As is to be expected, with so many people participating some folks thought there was money to be made and Jake did a few clumsy attempts to monetize on the hashtags’ success. A special art supplies box here, some trademark disputes based on very little there, lawyers being lawyers and the internet being full of righteous disapproval. But hey, other people can make prompt lists too and tons were made, each one cheesier than the other. There was also some thing about a book or something, people got really upset about something they were meant to enjoy for free, I did not really get it.

And then the brilliant AI (Artificial Intelligence) scientist Janelle Shane used computers to generate a list, first in 2019 and this year again. You can read all about it here, this is also the page that the image below came from (all rights to Janelle Shane).

And from all the lists that came forward this was by far the best, especially because it often makes no sense at all. The list worked well for me, lots of things or clear ideas instead of vague concepts such as “Fear”, because drawing fear for sure requires the ability to draw creatures with expressions and hey, I am trying to have fun here.

Going into the month long drawing challange, I set a few simple rules:

  1. 60 minutes max
  2. post every day the 60 minute result
  3. quantity over quality

Basically the goal comes down to: “Show up and do the work.”

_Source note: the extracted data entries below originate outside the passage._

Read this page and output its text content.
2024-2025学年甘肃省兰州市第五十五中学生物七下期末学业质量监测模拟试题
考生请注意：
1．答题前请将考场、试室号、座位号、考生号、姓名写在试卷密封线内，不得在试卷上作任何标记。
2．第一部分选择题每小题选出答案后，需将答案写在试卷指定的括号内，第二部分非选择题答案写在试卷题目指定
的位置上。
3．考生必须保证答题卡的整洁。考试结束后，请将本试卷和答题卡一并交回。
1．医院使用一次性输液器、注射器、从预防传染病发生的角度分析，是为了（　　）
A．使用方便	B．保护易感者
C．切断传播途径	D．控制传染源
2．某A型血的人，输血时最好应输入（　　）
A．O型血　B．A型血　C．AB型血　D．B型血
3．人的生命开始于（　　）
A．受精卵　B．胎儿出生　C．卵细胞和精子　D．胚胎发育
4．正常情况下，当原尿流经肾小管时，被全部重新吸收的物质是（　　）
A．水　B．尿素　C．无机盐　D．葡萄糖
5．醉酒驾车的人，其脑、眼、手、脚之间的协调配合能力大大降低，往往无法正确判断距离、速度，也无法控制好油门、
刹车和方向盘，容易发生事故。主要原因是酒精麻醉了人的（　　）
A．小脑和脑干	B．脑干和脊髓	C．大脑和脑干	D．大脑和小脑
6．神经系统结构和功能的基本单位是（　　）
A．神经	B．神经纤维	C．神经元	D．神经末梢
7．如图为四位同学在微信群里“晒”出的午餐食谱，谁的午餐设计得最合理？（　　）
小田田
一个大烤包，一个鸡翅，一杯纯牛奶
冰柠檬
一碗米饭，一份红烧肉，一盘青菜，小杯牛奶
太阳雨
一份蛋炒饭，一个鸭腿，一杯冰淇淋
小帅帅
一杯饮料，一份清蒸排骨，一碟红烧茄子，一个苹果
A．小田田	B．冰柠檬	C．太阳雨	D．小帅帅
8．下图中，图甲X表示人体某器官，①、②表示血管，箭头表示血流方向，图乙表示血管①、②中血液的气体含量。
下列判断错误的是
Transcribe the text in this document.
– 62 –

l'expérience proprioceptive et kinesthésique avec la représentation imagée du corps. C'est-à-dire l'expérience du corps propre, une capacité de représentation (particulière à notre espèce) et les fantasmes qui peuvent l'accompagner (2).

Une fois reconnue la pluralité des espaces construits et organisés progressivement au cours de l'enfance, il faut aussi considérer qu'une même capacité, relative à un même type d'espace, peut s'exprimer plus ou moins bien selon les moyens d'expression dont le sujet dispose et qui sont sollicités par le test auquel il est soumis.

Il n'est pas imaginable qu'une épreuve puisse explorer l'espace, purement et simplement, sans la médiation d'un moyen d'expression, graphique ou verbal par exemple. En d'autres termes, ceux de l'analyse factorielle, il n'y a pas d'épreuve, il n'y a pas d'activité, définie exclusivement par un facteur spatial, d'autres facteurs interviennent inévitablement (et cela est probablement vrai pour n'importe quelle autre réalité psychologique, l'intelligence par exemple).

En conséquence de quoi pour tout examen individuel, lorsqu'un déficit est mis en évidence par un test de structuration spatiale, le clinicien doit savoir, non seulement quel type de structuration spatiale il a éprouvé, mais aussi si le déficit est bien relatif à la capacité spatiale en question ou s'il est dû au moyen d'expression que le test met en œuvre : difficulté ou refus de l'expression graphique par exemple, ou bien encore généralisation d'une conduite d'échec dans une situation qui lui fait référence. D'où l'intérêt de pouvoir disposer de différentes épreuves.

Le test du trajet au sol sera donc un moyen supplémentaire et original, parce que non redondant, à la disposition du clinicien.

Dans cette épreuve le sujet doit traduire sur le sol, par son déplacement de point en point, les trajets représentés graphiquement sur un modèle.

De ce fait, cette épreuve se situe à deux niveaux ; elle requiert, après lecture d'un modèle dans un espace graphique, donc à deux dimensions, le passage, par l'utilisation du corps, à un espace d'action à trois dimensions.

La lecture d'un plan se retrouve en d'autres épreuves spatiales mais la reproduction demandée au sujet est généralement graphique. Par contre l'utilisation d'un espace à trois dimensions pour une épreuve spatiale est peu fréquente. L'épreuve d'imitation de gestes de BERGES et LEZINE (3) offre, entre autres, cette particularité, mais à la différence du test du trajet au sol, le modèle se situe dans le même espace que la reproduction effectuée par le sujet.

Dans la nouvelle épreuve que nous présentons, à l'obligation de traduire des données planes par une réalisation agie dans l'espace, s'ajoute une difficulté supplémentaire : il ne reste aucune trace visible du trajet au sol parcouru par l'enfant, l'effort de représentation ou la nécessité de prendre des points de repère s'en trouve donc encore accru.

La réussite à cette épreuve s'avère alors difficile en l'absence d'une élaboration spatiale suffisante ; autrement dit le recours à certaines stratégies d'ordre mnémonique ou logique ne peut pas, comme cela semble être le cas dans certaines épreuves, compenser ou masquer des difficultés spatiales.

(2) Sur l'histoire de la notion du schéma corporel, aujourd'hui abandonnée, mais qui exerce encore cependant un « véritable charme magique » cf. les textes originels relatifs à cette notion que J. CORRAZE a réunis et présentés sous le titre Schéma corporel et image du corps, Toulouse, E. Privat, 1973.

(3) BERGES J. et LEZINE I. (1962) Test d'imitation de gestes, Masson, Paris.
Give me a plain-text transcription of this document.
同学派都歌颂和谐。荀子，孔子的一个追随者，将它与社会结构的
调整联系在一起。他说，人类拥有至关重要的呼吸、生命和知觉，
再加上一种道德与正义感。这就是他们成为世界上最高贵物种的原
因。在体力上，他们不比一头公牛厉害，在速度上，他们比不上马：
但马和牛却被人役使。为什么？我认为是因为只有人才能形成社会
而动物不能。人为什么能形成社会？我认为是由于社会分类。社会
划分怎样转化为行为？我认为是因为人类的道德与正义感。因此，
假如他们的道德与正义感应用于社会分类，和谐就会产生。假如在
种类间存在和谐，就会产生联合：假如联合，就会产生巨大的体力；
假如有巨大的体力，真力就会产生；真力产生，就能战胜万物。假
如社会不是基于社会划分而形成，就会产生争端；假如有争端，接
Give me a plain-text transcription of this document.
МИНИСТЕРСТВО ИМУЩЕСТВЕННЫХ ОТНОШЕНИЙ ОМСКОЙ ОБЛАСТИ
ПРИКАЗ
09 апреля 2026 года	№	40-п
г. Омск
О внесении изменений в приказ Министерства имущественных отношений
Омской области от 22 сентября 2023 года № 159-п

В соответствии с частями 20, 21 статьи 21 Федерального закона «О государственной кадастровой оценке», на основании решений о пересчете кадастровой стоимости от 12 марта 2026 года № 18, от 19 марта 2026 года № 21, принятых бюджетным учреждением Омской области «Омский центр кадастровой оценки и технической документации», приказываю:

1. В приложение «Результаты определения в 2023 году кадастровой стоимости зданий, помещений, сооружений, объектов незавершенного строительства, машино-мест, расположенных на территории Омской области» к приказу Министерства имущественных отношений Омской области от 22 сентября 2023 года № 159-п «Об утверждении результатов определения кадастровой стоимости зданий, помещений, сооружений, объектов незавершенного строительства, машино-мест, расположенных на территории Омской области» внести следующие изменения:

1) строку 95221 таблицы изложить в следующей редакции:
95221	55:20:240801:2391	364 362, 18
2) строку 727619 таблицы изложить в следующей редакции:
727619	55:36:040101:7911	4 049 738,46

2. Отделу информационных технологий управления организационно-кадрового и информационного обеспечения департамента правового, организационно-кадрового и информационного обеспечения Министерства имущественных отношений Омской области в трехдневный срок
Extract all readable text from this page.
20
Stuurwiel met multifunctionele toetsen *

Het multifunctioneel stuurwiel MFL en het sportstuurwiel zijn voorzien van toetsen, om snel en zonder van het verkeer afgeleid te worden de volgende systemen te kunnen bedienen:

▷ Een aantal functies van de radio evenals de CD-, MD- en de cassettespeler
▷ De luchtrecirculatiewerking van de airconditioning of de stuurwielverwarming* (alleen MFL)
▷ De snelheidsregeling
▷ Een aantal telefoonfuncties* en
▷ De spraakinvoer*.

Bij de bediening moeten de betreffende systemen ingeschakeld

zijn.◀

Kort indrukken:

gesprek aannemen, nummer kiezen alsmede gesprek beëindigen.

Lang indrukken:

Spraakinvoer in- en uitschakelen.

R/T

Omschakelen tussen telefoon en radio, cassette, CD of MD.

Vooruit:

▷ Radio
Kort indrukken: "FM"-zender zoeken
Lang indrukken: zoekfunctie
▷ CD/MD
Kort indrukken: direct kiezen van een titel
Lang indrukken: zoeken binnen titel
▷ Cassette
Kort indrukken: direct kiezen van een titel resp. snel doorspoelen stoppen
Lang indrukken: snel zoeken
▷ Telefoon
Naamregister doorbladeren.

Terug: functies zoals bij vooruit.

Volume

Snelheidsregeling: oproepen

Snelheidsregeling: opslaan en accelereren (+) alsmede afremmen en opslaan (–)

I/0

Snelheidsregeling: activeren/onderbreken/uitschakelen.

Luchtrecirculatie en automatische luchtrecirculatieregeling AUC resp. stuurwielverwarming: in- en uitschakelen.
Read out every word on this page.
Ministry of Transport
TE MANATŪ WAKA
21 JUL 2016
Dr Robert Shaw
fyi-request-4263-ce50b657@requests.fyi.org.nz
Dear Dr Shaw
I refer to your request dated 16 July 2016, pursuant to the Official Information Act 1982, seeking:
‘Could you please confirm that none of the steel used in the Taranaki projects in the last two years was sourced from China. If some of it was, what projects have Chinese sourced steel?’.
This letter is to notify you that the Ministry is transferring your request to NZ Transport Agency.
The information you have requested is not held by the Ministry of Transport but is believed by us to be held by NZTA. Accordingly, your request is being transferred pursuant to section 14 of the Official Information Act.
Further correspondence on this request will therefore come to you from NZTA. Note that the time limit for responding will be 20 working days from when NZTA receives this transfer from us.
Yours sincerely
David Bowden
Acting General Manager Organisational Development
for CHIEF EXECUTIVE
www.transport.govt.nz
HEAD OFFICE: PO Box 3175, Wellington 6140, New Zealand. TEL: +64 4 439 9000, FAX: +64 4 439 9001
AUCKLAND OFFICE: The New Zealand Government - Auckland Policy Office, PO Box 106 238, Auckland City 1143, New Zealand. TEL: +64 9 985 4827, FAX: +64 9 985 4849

An anecdote that I have seen coming up a few times now, first in the book “Art and Fear” by David Bayles and Ted Orland, goes like this: An art professor divides his photography class in two groups, one group is to make the perfect shot and has the whole semester to produce a single photo. The other group has as a goal to make as many pictures as possible. At the end of the semester, it turns out that the best photographs come from the group that had to take as many pictures as possible. So yeah, practise makes perfect or at least better pictures.

And to be fair, this is an approach I discovered only a few years ago, it is an enjoyable one. So just show up, do the work and to quote Jake from Adventure Time: “Sucking at something is the first step to being kinda good at something.”

In the end, the only one I really struggled with was “22: Shookswobbler”, so I just drew what I saw.